Watch out, maple syrup — Canada is discovering birch syrup! The production is still very confidential (here’s one producer, in Manitoba), so much so that you can probably travel the whole country without ever hearing about it, but as you know, I’ve been a birch syrup enthusiast (check out my recipes here). Le Hatley makes a birch syrup panna cotta, with pistachio crumble, strawberry and sweet-clover gel, and pine meringue. The panna cotta is a great vehicle for birch syrup’s distinctive taste, and the pistachio crumble is more successful (and served in more reasonable amounts) than its cousin in the beet ice cream dish. The many other elements are much harder to identify unless you have the menu in front of you — my notes mention a “meringue kind of cracker”, and “some sort of melted marshmallow purée”. Regardless, the flavors are very harmonious. If I wanted to split hairs, I could say that the dessert might lack a bit of contrast, since everything is sweet (this was true about the previous dessert, as well).

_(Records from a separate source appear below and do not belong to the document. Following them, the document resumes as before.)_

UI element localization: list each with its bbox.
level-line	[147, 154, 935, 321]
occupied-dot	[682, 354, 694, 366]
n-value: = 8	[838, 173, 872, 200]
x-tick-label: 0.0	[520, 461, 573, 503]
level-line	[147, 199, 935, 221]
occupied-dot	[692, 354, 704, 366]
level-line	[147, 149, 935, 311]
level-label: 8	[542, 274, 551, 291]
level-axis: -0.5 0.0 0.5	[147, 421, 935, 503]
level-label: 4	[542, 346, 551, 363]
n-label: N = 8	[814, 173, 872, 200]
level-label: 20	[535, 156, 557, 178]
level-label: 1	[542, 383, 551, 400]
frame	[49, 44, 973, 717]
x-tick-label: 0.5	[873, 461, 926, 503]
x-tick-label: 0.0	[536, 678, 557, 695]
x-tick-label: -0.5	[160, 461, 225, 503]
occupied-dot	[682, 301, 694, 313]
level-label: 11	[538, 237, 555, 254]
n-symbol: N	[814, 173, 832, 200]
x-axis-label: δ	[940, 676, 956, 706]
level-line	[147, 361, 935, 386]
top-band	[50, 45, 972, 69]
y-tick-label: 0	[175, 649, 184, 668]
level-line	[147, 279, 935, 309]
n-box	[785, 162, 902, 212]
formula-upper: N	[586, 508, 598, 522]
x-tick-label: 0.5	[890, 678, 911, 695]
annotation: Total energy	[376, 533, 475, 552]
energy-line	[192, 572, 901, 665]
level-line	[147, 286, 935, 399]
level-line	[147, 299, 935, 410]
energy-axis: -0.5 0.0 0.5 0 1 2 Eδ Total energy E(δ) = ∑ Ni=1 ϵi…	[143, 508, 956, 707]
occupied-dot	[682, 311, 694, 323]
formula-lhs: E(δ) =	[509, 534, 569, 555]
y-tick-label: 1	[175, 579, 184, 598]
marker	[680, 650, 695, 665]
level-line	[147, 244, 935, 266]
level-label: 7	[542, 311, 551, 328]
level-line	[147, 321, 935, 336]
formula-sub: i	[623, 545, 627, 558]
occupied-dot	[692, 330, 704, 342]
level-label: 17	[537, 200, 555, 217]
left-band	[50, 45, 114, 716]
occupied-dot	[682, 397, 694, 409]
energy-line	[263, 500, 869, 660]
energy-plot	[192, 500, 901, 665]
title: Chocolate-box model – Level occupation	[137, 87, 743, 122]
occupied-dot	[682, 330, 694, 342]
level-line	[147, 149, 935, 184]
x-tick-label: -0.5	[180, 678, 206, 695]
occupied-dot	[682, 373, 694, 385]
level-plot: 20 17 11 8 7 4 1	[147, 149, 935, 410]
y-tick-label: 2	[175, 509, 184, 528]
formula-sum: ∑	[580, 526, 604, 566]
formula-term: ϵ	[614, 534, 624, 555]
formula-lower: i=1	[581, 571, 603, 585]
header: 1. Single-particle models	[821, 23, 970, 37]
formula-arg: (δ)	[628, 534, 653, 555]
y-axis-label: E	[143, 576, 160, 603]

There’s no question that the food at Le Hatley is very good, and it would probably fetch a 9 or so on my rating system. However, the dishes can be slightly overly fiddly. As much as I love complex compositions, sometimes one has to step back and consider whether each element actually brings something to the whole. In particular, when using very unusual ingredients like in the pine meringue, sweet-clover gel, or haskap compote, it would make sense to me to put forward the products in a way that encourages the diners to discover them. Otherwise, you barely know what you’re eating. As it stands, I’m not particularly interested in eating sweet-clover or haskap again, because I still don’t even know what they taste like. And that’s too bad, because apparently haskap is used in Russia to make wine, preserves, and sauces. As for the sweet-clover, can somebody explain to me the connection between what’s on my plate and the images I find on the web?